We equally oppose the politics of liberalism—such as the notion that people have a “right” to be given goods or services (which obviously requires that someone be forced to provide them); the notion that government agencies, private businesses, and schools should be required to implement racist policies, such as “affirmative action” and “diversity training”; the notion that students in government-run schools should be indoctrinated with the relativism known as “multiculturalism” or the religion known as “environmentalism”; the notion that people should be forced to fund ideas or art of which they disapprove (e.g., via “public” radio or “public” grants); and the notion that America has no right to “interfere with” or “impose Western values on” (let alone destroy) regimes that are responsible for the slaughter of Americans.
Finally, we emphatically oppose the politics of libertarianism—the anti-intellectual movement that claims to advocate “liberty,” while flagrantly ignoring or denying the moral and philosophical foundations on which liberty depends.
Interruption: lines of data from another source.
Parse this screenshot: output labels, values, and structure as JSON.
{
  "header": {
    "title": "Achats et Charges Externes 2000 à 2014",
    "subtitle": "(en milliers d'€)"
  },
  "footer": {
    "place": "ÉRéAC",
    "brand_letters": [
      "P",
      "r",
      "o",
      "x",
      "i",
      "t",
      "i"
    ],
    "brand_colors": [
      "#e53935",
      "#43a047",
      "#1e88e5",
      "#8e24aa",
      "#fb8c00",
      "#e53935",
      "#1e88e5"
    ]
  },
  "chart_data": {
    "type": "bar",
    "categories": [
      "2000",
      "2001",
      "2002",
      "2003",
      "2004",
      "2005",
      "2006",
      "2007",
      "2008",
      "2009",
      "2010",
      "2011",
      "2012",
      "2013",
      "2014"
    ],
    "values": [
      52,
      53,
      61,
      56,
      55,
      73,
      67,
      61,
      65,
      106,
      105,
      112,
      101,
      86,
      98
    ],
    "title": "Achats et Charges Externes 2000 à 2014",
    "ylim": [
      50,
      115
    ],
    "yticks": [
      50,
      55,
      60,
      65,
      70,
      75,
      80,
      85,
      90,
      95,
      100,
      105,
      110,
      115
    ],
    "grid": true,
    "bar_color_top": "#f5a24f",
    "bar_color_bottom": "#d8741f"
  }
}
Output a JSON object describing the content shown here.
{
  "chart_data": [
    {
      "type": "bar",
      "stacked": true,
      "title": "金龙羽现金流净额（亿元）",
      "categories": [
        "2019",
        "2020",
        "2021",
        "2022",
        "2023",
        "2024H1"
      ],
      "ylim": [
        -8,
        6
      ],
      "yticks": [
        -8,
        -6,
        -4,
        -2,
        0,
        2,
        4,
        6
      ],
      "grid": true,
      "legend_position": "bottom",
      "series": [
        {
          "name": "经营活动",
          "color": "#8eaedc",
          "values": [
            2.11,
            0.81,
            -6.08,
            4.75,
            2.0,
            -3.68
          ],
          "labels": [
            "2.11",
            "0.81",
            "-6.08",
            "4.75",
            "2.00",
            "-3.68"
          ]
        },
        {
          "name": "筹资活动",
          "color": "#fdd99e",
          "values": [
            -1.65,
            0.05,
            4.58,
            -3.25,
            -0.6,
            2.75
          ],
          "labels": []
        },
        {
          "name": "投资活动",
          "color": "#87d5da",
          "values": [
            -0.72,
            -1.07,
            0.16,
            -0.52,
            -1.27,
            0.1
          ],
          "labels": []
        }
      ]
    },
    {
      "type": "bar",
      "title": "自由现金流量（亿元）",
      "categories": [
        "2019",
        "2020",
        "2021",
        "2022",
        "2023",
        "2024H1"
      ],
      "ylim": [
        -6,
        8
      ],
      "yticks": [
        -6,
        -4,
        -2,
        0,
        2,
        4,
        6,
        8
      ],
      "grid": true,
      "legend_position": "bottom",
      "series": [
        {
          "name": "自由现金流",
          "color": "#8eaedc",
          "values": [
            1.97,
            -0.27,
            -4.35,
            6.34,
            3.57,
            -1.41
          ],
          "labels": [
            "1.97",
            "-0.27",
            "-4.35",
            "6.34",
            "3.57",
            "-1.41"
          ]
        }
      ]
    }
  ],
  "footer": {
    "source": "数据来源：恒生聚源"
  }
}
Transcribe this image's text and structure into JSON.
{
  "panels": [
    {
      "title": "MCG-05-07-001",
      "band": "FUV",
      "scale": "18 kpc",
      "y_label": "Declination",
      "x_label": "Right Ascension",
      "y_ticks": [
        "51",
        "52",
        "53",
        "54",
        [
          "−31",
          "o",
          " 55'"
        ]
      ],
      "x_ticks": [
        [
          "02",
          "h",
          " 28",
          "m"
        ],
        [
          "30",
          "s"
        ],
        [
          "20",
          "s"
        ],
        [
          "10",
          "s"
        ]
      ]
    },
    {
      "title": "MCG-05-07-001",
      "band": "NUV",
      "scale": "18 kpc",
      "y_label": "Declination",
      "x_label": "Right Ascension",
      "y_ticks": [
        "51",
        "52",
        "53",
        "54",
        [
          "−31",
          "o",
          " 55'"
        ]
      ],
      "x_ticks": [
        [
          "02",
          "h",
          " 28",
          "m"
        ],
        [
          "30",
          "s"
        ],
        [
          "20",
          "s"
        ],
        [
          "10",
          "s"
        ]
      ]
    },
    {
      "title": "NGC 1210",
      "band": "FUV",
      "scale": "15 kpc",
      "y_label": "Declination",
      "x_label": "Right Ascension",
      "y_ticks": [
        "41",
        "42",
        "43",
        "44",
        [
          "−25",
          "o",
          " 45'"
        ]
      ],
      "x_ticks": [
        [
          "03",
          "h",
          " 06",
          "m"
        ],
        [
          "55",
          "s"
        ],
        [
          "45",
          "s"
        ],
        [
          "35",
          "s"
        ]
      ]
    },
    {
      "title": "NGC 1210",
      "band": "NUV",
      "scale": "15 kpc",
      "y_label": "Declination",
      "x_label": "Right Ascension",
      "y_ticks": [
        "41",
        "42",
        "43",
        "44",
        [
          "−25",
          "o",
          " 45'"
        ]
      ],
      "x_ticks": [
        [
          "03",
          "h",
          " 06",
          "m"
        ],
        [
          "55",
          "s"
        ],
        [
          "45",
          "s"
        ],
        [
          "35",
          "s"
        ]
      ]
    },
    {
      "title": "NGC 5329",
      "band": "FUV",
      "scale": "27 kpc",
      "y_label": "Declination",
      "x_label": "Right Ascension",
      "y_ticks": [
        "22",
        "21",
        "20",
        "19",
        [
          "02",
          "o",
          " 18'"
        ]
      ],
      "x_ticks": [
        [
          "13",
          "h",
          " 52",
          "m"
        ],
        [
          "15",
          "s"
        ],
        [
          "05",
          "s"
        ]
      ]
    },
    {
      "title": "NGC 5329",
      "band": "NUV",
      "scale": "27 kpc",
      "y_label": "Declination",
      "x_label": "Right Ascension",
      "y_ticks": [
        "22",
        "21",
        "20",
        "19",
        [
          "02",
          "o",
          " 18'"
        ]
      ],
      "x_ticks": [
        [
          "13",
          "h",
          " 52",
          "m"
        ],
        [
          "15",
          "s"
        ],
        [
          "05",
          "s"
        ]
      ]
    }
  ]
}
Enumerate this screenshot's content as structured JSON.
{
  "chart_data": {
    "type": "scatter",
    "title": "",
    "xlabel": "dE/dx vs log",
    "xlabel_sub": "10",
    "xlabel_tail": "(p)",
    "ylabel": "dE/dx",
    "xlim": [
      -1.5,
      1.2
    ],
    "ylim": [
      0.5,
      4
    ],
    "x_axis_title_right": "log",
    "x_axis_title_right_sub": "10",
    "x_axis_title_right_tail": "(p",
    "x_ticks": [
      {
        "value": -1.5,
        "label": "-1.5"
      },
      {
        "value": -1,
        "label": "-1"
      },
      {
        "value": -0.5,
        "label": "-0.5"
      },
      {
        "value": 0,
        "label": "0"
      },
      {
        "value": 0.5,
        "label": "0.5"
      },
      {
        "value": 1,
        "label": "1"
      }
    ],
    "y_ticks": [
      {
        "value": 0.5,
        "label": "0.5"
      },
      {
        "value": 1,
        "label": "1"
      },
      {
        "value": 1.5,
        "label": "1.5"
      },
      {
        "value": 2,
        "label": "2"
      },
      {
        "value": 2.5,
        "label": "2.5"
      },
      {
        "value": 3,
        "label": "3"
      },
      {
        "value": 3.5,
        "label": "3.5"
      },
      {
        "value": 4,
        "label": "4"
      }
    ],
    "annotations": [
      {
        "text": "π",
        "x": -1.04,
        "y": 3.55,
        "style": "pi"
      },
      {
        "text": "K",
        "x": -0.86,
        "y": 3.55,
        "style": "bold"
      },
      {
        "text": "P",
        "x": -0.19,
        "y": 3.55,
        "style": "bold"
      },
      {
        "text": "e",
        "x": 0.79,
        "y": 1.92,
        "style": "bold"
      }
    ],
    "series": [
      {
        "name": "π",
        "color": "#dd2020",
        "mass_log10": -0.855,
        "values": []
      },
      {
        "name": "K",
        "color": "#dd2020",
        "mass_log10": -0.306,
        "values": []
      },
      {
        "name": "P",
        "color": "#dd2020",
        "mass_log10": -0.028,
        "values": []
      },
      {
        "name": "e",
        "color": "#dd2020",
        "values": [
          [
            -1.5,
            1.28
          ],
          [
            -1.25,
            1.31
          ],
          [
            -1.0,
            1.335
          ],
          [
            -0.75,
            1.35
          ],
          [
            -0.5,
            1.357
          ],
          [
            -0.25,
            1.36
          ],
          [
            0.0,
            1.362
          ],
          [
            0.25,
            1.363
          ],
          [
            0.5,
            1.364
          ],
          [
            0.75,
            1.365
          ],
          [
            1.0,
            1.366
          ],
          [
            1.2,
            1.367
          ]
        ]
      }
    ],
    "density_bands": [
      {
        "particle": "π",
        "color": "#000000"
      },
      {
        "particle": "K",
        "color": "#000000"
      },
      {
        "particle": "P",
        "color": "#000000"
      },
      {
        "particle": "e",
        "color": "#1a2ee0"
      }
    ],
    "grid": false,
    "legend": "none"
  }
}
Liberty cannot even be defined, let alone defended, apart from answers to questions such as: What is the nature of reality? What is man’s means of knowledge? What is the nature of the good? What are rights, and where do they come from? To say, as libertarians do, that the “non-initiation-of-force principle” is an “axiom” or that liberty can be defended on any old philosophical base—whether Christian, Jewish, Muslim, Buddhist, atheist, altruist, egoistic, subjectivist, relativist, postmodernist—or on no base at all—is simply absurd.
Contrary to conservatism, liberalism, and libertarianism, the politics of freedom depends on the ethics of egoism—which depends on the philosophy of reason—which is grounded in the basic nature of reality: the fact that things (including human beings) are what they are and can act (and live) only in accordance with their identities. The politics of freedom is the politics of self-interest; it cannot be defended with the ethics of self-sacrifice—or with a philosophy of unreason, unreality, or “super-nature”—or with no philosophy at all.
We at [The Objective Standard] are not conservatives, but, as Ayn Rand put it, “radicals for capitalism” (i.e., advocates of its root or foundation). We are not liberals, but absolutists for freedom. We are not libertarians, but fundamentalists for liberty. This is because we are radicals for reason—the foundation of which is: reality.